13 de mai de 2008

Exposição na Cultura incentiva parto humanizado

Até o próximo domingo (18), a Livraria Cultura, no Recife, sedia uma exposição fotográfica para incentivar o vínculo afetivo entre mãe e filho, a amamentação na primeira hora de vida e o parto humanizado. Intitulada "o bebê é nosso", a ação faz parte da Semana Mundial pelo Respeito ao Nascimento, promovida nacionalmente pela Rede Parto de Princípio e, localmente, pelo Instituto Nômades e o Espaço Ishtar. A mostra ainda conta com o apoio do fotógrafo Eduardo Queiroga. As fotos estarão expostas na livraria até o dia 18.

A Organização Mundial de Saúde recomenda que todo bebê recém-nascido, prematuro ou não, deve permanecer ao lado da sua mãe durante o pós-parto. "No entanto, é comum os hospitais separarem mãe e filho. Tal prática leva a prejuízos para a saúde física, emocional e mental do bebê, além de afetar o estabelecimento de um maior o vínculo entre mãe e bebê", afirma Daniella Gayoso, coordenadora do Instituto Nômades.

A exposição fotográfica em preto e branco é composta por imagens de mulheres pernambucanas e de outros estados no momento de nascimento dos seus filhos. A mostra está acontecendo, concomitantemente, em São Paulo, Rio Grande do Sul, Distrito Federal, Paraná e Minas Gerais.

Rede Parto de Princípio - A Parto do Princípio é uma rede de mulheres, consumidoras e usuárias do sistema de saúde brasileiro, que oferece informações sobre gestação, parto e nascimento baseadas em evidências científicas e recomendações da Organização Mundial de Saúde (OMS). Conta hoje com mais de 250 pessoas trabalhando voluntariamente, em 16 estados e no Distrito Federal, na divulgação dos benefícios do parto ativo.

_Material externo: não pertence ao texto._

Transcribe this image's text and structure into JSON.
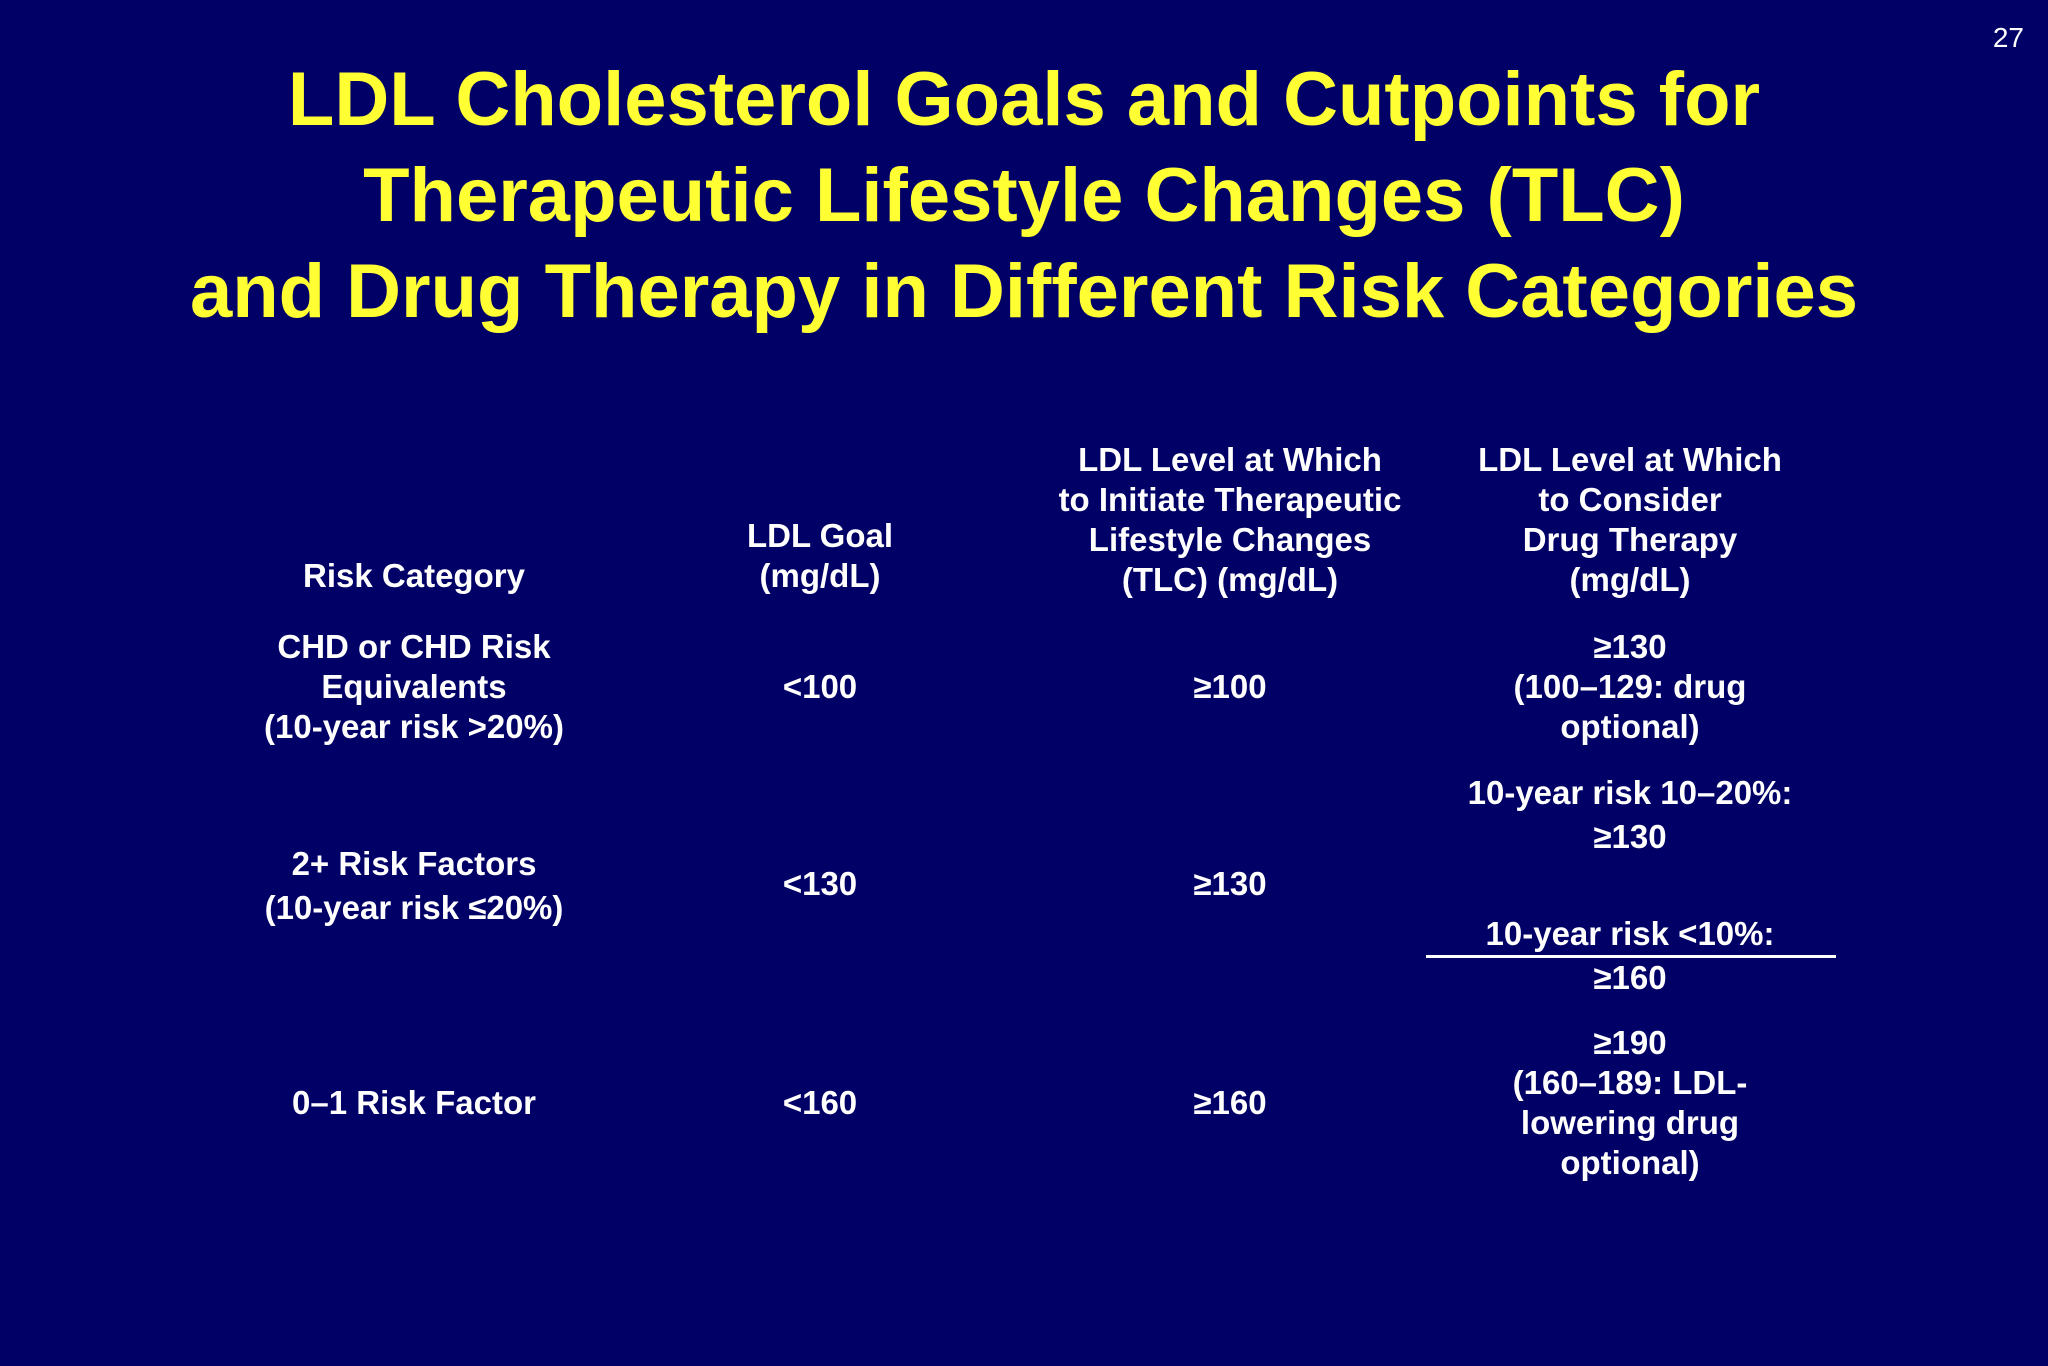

Efeitos prejudiciais da separação - Risco de queda de temperatura e outros riscos associados; Aumento de stress; Maior probabilidade de fracasso no aleitamento materno; Dificuldade para estabelecer o vínculo afetivo; Aumento do risco de que mãe padeça da síndrome do stress pós-traumático; Contato com bactérias diferentes das da mãe; Infecções por
iatrogenia.

A separação da mãe e do bebê não apenas impede que se percebam os benefícios originários do contato, da amamentação precoce e do corte tardio do cordão umbilical, também permite que os bebês sejam expostos a novos riscos e danos. É difícil aceitar que mesmo com estas informações a separação continue ocorrendo apenas por motivos de organização hospitalar.

Não separar significa:

Não cortar o cordão umbilical até que ele deixe de pulsar. A placenta continua enviando sangue, rico em oxigênio, para o bebê, além de outros nutrientes, facilitando o início da respiração pulmonar.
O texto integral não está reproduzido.